In Romania sono scoppiate proteste da parte della comunità LGBT in seguito all'approvazione da parte del Senato di un referendum per cambiare la Costituzione in modo da rendere più difficili i matrimoni gay
Proteste in Romania dopo la decisione del Senato di appoggiare le richieste di un referendum che potrebbe rendere più difficile la legalizzazione dei matrimoni gay.
I senatori hanno infatti supportato un'iniziativa cittadina per cambiare la definizione della famiglia nella costituzione del paese.
Coalitia pentru Familie, un'associazione di ong volta a preservare la famiglia tradizionale, ha raccolto tre milioni di firme nel 2016.

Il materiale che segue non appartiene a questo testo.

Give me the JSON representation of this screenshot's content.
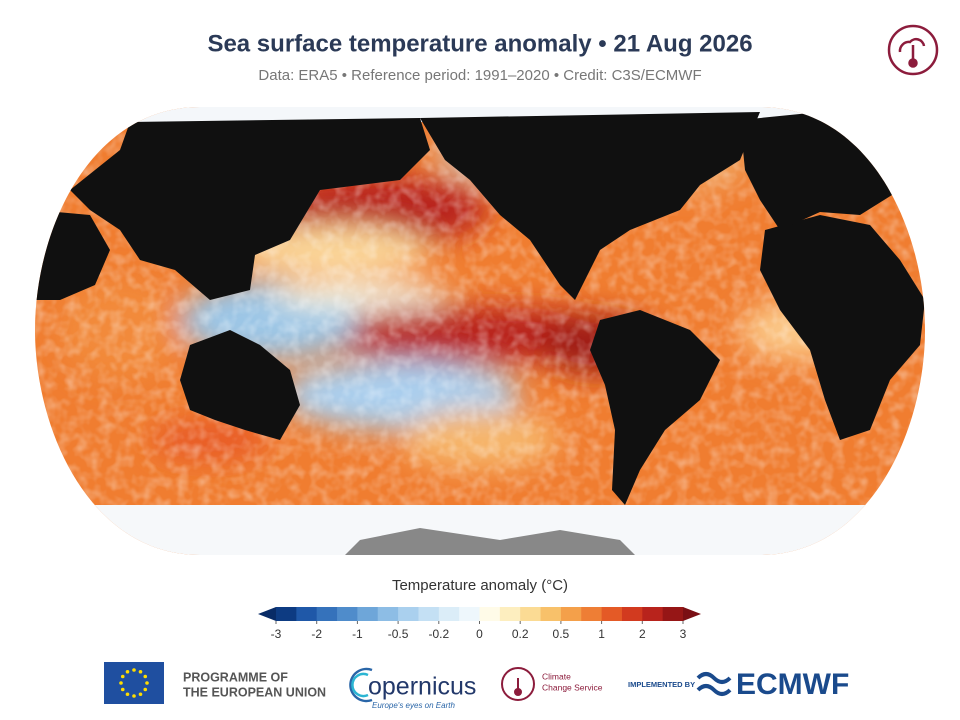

La loro petizione chiedeva un voto a livello nazionale per cambiare la definizione di unione esistente tra i "coniugi", neutrale dal punto di vista del genere, a una definizione più stretta rigorosamente tra "un uomo e una donna".

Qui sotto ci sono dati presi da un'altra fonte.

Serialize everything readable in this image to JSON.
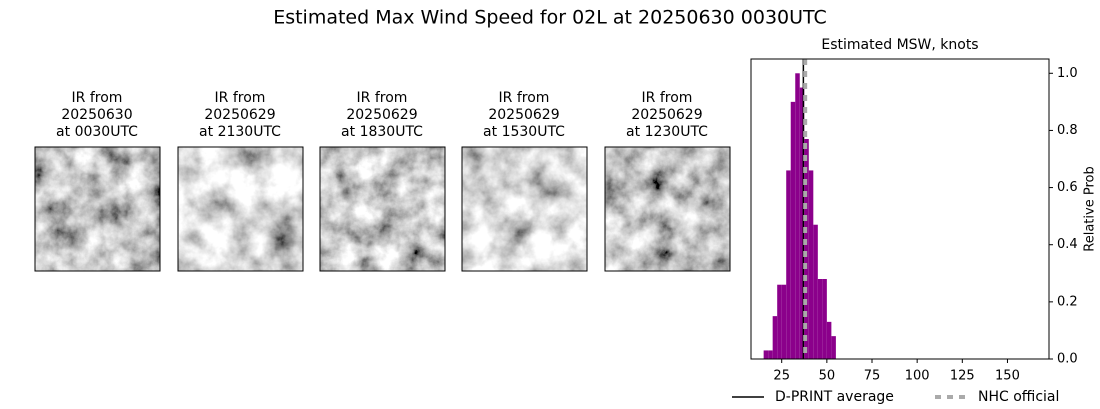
{
  "title": "Estimated Max Wind Speed for 02L at 20250630 0030UTC",
  "panels": [
    {
      "title": [
        "IR from",
        "20250630",
        "at 0030UTC"
      ]
    },
    {
      "title": [
        "IR from",
        "20250629",
        "at 2130UTC"
      ]
    },
    {
      "title": [
        "IR from",
        "20250629",
        "at 1830UTC"
      ]
    },
    {
      "title": [
        "IR from",
        "20250629",
        "at 1530UTC"
      ]
    },
    {
      "title": [
        "IR from",
        "20250629",
        "at 1230UTC"
      ]
    }
  ],
  "chart_data": {
    "type": "histogram",
    "title": "Estimated MSW, knots",
    "y_label": "Relative Prob",
    "bins": [
      15,
      17.5,
      20,
      22.5,
      25,
      27.5,
      30,
      32.5,
      35,
      37.5,
      40,
      42.5,
      45,
      47.5,
      50,
      52.5,
      55
    ],
    "values": [
      0.03,
      0.03,
      0.15,
      0.26,
      0.26,
      0.66,
      0.9,
      1.0,
      0.95,
      0.77,
      0.66,
      0.47,
      0.28,
      0.28,
      0.13,
      0.08
    ],
    "color": "#8b008b",
    "xlim": [
      8,
      173
    ],
    "xticks": [
      25,
      50,
      75,
      100,
      125,
      150
    ],
    "ylim": [
      0,
      1.05
    ],
    "yticks": [
      {
        "value": 0,
        "label": "0.0"
      },
      0.2,
      0.4,
      0.6,
      0.8,
      {
        "value": 1,
        "label": "1.0"
      }
    ],
    "lines": [
      {
        "name": "D-PRINT average",
        "value": 37,
        "color": "#000000",
        "style": "solid"
      },
      {
        "name": "NHC official",
        "value": 38,
        "color": "#aaaaaa",
        "style": "dotted"
      }
    ]
  }
}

I senatori hanno appoggiato martedì la richiesta referendaria con 107 voti contro 13 e la proposta passerà ora alla Corte Costituzionale rumena. Se otterrà il via libera, si voterà domenica 7 ottobre.

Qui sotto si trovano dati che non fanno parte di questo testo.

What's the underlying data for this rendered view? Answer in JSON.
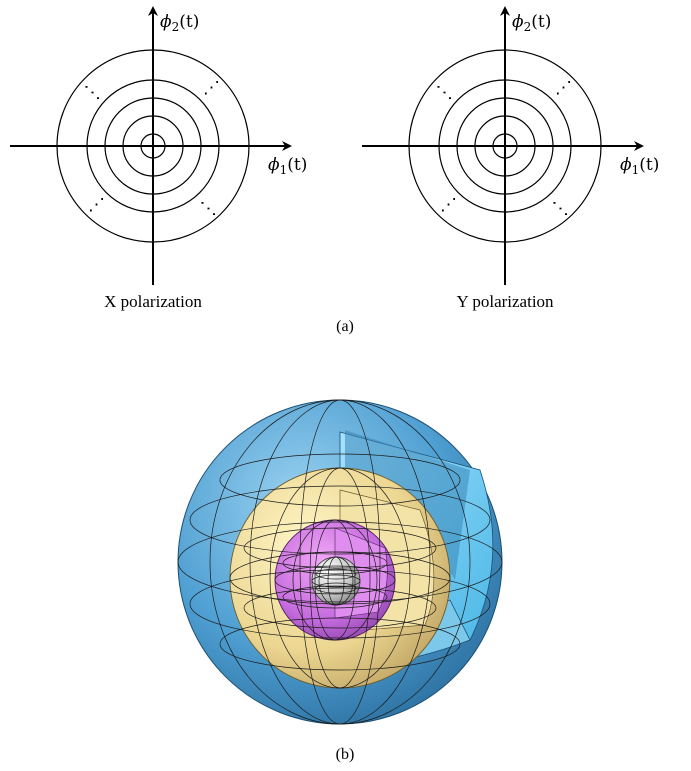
{
  "panel_a": {
    "left": {
      "x_axis_label": {
        "base": "ϕ",
        "sub": "1",
        "arg": "(t)"
      },
      "y_axis_label": {
        "base": "ϕ",
        "sub": "2",
        "arg": "(t)"
      },
      "caption": "X polarization",
      "rings": 5,
      "dots": "⋰"
    },
    "right": {
      "x_axis_label": {
        "base": "ϕ",
        "sub": "1",
        "arg": "(t)"
      },
      "y_axis_label": {
        "base": "ϕ",
        "sub": "2",
        "arg": "(t)"
      },
      "caption": "Y polarization",
      "rings": 5,
      "dots": "⋰"
    },
    "label": "(a)"
  },
  "panel_b": {
    "label": "(b)",
    "shells": [
      {
        "name": "outer",
        "color": "#4a9ccf"
      },
      {
        "name": "third",
        "color": "#e8d48a"
      },
      {
        "name": "second",
        "color": "#c060d8"
      },
      {
        "name": "core",
        "color": "#bfbfbf"
      }
    ]
  }
}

Vlad Viski, direttore esecutivo del gruppo Lgbt MozaiQ, ha detto: "La comunità Lgbt in Romania e implicitamente MozaiQ considera immorale il referendum per vietare i matrimoni gay".
"Il tentativo di cambiare la Costituzione rumena muove la Romania in una direzione illiberale e ha legami diretti con la destra religiosa americana che sta cercando di diffondere le sue politiche basate sull'odio in tutta l'Europa orientale, come ha già fatto in Croazia e Slovacchia, dove si sono svolti simili referendum nel 2013 e 2015".
"Non approveremo questo referendum attraverso la nostra presenza e raccomanderemo alle persone di non votare. Questo referendum porta solo ad una maggiore emarginazione e discriminazione contro la comunità Lgbt".
"I matrimoni omosessuali o le unioni civili sono già illegali in Romania e il referendum è un tentativo di garantire che ciò non cambi."
Questo giunge dopo un'ondata di legalizzazione dei matrimoni omosessuali in vari paesi europei dall'inizio degli anni 2000.
A giugno, la Corte di giustizia dell'Unione europea ha stabilito che gli stati membri che non hanno legalizzato il matrimonio omosessuale devono comunque offrire ai coniugi dello stesso sesso diritti di residenza uguali a quelli delle coppie eterosessuali.